With easing of lockdown, it is still unsure how much social distancing will be able to be maintained. With reports of several COVID-19 positive persons remaining asymptomatic, most of the IT sector will not want to take any chances as it can impact their operations if employees fall sick. According to a Hindustan Times article, the companies at Hinjewadi IT park collectively employed at least 2,50,000 IT and ITES staff members before the lockdown was announced, according to an official of HIA. “Wherever possible, we are encouraging work from home. Even after the lockdown, wherever possible, and in the future, I envisage at least 25-30% of our people will be encouraged to work from home. In rotation, we are planning to have only 60-65% staff in office. This will be done very gradually from 10% to 50%. It will ensure less spending and rationalise office space. It will happen over a period of time. Currently, almost 90% staff is working from home in all companies in Hinjewadi,” said Satish Pai, president of HIA, and senior vice-president and business head of Americas at Tech Mahindra.


According to a Business Today article, running up to 2025, TCS will ask a vast majority of 75% of its 4.48 lakh employees globally (including 3.5 lakh in India) to work from home, up from the industry average of 20% today. The new model called 25/25 will require far less office space than occupied today. "We don't believe that we need more than 25% of our workforce at our facilities in order to be 100% productive," says TCS's chief operating officer NG Subramaniam.


Today a section of employees are still eagerly looking forward to go back to their office cubicles, chat with their colleagues. But that may not be fully wished away. More companies are now concentrating on shrinking staffers at office. Many will work from home.  In that scenario one complaint across IT sector employees is that chairs at home are not comfortable to sit and many have been suffering back pain. The other concern is with network, specifically, bandwidth issues, in some cities. There may be technological solutions that can help overcome these challenges. But other issues being ambient noise, data security, etc. as work from home becomes a norm. It also involves a huge cost-saving for the company. In the long run, if one subtracts real estate rent and office commuting costs– we are witnessing an opportunity. Today, in the middle of this nationwide lockdown, data analysts claim that digital transactions have increased on PayTm and GooglePay.


Planning for now also means retrofitting the workplace, based on a common-sense approach that adheres to governmental and global health guidelines, including physical distancing, adding barriers, cleaning and safety measures. Every time a new process is discussed in the post-Covid future, run this test on it: Will it work in a lockdown? If not, let’s rework till it does.
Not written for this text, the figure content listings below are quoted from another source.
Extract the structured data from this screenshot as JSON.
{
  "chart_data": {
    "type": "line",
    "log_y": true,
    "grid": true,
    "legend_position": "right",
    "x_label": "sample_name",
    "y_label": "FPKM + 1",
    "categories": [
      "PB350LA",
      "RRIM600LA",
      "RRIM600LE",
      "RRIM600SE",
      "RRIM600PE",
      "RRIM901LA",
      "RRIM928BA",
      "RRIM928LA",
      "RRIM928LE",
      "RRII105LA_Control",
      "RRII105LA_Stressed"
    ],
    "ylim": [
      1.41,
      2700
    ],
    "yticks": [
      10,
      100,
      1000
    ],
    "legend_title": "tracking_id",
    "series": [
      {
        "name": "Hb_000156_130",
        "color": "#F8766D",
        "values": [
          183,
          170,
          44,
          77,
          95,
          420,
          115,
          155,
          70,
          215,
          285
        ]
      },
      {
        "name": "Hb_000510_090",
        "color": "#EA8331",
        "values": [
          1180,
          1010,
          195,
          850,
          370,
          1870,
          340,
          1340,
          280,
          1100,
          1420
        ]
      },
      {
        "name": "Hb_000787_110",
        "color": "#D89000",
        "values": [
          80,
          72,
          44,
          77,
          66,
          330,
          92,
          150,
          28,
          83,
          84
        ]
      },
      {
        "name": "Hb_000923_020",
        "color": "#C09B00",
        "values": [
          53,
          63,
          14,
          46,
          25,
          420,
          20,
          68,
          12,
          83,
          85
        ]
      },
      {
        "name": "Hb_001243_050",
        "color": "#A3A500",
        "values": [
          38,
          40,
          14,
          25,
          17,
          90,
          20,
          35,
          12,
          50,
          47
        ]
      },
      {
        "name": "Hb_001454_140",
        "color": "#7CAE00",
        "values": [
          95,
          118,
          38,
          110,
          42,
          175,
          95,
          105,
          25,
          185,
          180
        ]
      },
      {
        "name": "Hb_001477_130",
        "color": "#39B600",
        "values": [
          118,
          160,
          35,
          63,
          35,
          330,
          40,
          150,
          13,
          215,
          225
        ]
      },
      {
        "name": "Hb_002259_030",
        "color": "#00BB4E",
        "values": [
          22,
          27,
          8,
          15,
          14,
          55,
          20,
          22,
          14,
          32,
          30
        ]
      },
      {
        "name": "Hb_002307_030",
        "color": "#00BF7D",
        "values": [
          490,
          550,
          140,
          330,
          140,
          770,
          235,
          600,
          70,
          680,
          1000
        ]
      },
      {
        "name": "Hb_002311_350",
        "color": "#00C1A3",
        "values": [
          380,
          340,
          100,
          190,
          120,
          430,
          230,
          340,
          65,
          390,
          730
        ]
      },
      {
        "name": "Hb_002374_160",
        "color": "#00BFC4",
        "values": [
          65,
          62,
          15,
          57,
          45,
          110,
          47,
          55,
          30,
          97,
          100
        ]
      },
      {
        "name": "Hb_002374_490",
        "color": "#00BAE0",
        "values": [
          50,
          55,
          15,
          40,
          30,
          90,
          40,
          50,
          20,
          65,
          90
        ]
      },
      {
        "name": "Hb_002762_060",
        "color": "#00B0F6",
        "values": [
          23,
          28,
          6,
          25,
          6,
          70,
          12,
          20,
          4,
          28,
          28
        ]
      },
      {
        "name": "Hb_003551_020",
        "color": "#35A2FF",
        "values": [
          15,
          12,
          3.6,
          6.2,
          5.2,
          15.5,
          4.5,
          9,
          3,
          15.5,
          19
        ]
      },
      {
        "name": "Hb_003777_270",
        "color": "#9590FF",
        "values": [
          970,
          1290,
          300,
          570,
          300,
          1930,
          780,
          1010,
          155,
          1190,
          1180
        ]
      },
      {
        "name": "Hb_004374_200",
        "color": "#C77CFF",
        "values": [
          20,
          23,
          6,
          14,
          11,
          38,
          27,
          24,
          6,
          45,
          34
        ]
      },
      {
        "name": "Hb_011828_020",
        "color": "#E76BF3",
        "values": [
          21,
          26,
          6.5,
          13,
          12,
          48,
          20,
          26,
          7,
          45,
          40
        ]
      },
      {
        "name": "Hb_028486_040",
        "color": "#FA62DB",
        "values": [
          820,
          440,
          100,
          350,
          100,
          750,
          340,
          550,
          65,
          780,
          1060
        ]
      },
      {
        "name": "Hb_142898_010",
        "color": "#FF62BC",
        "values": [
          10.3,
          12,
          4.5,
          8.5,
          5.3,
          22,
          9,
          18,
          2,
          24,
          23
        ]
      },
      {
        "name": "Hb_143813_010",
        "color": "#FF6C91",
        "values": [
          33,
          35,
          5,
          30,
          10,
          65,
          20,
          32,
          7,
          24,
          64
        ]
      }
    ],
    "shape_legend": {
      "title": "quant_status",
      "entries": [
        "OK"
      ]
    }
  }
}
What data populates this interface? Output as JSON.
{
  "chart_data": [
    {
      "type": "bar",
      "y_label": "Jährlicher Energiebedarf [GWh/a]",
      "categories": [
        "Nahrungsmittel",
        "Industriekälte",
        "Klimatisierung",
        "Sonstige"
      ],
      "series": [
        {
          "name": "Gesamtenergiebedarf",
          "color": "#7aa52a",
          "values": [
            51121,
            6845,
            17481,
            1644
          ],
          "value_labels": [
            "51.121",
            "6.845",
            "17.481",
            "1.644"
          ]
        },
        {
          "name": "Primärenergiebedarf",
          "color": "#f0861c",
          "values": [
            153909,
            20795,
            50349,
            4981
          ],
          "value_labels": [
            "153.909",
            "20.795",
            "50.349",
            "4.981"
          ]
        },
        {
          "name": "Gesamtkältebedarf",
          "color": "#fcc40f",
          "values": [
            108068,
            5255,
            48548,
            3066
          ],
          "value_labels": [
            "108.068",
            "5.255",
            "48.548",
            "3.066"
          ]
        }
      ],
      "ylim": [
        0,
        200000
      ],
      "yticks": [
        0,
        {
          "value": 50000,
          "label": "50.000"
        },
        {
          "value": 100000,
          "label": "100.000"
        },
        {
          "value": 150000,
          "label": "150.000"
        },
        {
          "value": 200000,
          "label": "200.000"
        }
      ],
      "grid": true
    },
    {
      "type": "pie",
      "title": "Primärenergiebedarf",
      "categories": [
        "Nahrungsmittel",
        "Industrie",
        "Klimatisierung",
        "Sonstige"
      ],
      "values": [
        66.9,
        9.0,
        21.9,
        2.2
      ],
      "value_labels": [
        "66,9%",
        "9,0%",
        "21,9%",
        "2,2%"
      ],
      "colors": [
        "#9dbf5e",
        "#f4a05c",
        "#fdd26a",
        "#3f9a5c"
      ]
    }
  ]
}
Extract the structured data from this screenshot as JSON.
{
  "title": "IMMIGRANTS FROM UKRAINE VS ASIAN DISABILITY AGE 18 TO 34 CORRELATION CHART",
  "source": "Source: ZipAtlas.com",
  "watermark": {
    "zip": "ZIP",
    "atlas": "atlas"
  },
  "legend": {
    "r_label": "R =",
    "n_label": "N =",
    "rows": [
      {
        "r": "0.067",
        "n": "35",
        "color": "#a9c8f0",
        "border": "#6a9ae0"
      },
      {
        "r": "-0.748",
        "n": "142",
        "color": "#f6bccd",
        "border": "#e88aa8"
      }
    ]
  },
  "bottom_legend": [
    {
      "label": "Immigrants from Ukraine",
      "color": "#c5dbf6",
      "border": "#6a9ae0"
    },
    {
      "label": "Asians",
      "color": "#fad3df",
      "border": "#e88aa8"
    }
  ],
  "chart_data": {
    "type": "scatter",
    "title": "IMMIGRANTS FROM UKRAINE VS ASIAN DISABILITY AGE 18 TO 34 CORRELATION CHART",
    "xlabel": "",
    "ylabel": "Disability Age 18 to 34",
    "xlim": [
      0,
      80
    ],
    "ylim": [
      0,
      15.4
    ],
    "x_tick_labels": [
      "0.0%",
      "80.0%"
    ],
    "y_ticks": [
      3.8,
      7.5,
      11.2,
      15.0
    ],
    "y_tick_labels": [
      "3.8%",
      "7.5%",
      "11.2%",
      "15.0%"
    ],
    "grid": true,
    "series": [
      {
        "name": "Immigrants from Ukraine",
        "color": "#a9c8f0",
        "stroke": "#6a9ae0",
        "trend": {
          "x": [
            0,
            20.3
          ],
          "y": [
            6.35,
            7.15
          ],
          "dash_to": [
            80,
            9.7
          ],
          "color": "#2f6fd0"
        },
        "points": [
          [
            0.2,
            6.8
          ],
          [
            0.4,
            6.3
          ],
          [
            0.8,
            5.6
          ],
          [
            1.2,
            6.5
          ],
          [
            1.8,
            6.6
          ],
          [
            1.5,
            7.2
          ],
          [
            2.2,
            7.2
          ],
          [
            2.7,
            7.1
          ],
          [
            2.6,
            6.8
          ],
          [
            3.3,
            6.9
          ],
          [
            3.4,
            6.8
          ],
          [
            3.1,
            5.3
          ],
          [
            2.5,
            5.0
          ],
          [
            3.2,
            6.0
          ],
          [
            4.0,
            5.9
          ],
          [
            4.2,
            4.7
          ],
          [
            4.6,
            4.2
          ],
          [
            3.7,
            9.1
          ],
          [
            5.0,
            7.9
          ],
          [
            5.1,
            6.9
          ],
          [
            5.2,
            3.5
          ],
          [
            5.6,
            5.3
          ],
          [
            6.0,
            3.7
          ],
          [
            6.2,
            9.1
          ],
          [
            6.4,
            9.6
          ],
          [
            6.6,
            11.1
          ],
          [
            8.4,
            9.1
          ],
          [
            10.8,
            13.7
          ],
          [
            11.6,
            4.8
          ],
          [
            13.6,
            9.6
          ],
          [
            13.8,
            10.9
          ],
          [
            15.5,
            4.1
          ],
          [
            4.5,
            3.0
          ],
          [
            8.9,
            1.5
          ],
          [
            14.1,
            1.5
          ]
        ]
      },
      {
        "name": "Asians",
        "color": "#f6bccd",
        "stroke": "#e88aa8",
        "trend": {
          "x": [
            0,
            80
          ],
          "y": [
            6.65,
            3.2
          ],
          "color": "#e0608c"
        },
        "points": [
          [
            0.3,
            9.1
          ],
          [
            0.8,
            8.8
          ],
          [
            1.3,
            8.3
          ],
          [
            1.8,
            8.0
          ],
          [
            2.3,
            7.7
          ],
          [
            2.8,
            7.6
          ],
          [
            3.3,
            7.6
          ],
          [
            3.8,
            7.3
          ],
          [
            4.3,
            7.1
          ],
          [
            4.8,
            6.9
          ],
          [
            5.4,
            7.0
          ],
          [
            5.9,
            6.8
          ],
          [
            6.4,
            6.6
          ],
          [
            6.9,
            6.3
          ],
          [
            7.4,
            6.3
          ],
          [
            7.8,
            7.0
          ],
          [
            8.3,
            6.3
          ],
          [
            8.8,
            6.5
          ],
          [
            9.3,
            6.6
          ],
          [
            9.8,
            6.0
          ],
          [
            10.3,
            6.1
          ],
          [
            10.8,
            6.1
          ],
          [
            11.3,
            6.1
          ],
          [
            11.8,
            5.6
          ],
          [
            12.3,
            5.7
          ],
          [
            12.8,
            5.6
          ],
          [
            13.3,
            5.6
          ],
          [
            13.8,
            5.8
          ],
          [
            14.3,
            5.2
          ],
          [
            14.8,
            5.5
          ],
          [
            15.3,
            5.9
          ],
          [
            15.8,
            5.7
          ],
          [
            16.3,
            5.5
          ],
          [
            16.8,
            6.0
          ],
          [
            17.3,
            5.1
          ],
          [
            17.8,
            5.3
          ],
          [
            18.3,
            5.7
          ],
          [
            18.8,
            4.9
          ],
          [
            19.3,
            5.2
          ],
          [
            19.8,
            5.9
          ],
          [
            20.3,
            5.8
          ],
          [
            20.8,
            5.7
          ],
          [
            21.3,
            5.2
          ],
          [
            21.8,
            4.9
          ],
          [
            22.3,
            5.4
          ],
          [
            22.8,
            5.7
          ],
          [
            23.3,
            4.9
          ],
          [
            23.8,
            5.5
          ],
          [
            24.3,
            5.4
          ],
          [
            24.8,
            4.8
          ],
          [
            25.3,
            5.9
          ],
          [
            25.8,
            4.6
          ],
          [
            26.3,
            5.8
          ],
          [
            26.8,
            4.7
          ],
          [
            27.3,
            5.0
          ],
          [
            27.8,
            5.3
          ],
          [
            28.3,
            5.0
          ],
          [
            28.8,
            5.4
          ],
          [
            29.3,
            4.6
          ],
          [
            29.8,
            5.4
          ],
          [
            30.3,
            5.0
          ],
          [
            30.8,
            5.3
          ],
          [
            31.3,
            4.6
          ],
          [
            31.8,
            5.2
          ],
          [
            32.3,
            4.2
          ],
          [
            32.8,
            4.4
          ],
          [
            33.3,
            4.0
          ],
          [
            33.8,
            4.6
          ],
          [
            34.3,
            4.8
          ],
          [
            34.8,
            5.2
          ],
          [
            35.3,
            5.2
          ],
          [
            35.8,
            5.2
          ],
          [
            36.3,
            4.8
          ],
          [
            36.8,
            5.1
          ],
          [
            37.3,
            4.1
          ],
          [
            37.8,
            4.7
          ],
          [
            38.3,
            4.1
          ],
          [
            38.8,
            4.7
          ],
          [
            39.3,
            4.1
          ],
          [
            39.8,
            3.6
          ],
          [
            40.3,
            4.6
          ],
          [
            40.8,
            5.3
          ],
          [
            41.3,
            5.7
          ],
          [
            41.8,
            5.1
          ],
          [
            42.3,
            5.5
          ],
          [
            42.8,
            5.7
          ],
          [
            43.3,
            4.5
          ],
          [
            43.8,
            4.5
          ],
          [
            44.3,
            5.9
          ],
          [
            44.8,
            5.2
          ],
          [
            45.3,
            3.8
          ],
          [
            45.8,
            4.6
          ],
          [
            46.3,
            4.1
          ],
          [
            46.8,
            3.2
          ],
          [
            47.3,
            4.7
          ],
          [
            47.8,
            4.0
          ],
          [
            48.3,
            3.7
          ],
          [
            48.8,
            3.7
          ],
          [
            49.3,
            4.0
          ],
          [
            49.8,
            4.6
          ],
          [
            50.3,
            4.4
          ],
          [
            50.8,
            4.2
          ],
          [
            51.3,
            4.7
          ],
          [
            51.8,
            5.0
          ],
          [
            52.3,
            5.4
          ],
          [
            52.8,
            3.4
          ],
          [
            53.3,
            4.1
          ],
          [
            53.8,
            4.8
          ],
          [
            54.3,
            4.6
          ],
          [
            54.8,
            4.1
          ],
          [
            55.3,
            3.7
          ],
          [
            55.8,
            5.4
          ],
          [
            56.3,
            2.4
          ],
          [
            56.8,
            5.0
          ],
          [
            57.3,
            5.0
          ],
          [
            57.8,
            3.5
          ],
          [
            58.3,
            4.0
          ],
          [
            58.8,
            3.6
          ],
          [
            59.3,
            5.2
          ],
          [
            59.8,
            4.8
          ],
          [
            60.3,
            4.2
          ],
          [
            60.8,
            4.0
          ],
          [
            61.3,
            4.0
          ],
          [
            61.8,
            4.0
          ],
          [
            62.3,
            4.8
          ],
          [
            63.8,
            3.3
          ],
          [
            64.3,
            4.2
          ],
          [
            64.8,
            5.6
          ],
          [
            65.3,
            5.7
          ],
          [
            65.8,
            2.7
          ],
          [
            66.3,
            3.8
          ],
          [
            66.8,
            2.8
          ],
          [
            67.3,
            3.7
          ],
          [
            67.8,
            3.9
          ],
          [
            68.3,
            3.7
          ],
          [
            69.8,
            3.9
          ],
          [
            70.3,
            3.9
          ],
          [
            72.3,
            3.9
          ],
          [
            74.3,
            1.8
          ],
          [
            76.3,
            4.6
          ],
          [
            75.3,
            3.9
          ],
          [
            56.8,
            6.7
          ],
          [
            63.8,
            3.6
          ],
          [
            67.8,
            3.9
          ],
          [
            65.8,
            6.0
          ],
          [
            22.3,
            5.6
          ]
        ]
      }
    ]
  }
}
Many say the post Covid-19 work culture may become the beginning of the end of employment, it may shrink an organisation to a handful of people, who will be aided by subject experts, working on contract, for 3-4 for non-competing firms. There is hope that such a work culture will simplify processes and ease the life of customers, churning out more entrepreneurs than employees. The focus of firms it is believed will be now to improve efficiency and costs and become more productive while competing.